I was discussing Campbell's "Hero's Journey" once and someone said: Did you know that some people believe that there's a different, female version of the story? I was intrigued and directed to this book.
Joseph Campbell, supposedly, examined myths, ancient tales, and religious texts all over the world and found that many had something in common. Such bones of plots can be found, with varying success, in the story of Hercules, Job, the three rivaling brothers(impossible tasks? Not really sure what the official fairytale title is but hopefully Lang's readers will get it), Lord of the Rings, Harry Potter, Lloyd Alexander's tales, and Eragon, etc.
From these tales, myths, and texts, billions of people derive meaning and, if not really religiously adherent to the stories themselves, still pull core principles from those stories to bolster their core beliefs. There's something powerful, to me, about reading a story, true or not, that has been told to your grandfather, and his grandfather and, before that, his grandfather and so on. There's a sort of magic, to me, about the immutability of such things.
The stories that form the focus and the central arguments for this alternate, feminocentric journey are films from the 1930s onward. The idea was something she stumbled on during a film-writing class (hence the examples) and these stories via film do make her ideas more accessible, relatable, and more modernly acceptable(patriarchy, etc).

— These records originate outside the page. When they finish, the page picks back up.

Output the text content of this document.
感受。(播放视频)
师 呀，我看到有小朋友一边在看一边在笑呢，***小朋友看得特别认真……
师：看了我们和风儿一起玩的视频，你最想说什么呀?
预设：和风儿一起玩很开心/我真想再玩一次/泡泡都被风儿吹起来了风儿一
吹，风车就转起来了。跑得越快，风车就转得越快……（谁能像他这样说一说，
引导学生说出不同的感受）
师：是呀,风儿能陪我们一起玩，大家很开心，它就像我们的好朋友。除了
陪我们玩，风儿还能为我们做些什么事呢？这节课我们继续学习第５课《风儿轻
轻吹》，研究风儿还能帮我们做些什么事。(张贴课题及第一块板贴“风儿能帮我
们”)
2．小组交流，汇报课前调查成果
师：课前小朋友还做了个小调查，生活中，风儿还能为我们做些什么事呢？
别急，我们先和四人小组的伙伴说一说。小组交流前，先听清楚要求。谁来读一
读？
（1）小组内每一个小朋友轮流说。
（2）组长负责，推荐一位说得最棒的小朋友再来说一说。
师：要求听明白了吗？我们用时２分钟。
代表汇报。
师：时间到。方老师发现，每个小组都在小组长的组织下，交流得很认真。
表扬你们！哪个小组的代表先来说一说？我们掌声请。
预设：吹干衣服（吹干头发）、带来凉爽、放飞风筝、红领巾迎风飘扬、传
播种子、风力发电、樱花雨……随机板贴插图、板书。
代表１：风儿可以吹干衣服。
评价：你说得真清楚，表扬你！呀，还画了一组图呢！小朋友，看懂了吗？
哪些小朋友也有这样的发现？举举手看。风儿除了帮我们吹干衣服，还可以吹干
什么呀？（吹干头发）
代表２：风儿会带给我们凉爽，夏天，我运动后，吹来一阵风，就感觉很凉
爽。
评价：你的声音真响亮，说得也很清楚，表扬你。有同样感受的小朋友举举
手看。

Questions are in order, though:
1: What is a mythology and what is it's purpose?
2: If there is a separate feminine experience, are these a good mythology to base it on?
3: What evidence, statistical or otherwise, is there of either of these theses being good mythologies?
4: If mythology does add meaning to our lives, and there is a separate feminine-lived experience, and these are good mythologies--are they truly as they are represented here? Or will they be perceived differently as watched by different people of differing background?
5: Conversely, if these are not good mythologies, is there something in myths, religious texts, and folktales that differentiates the male from the female experience?
Worth the thoughts.
No rating. Because it's my account and I know I'm biased. But do be warned that it gets a bit boggy in places.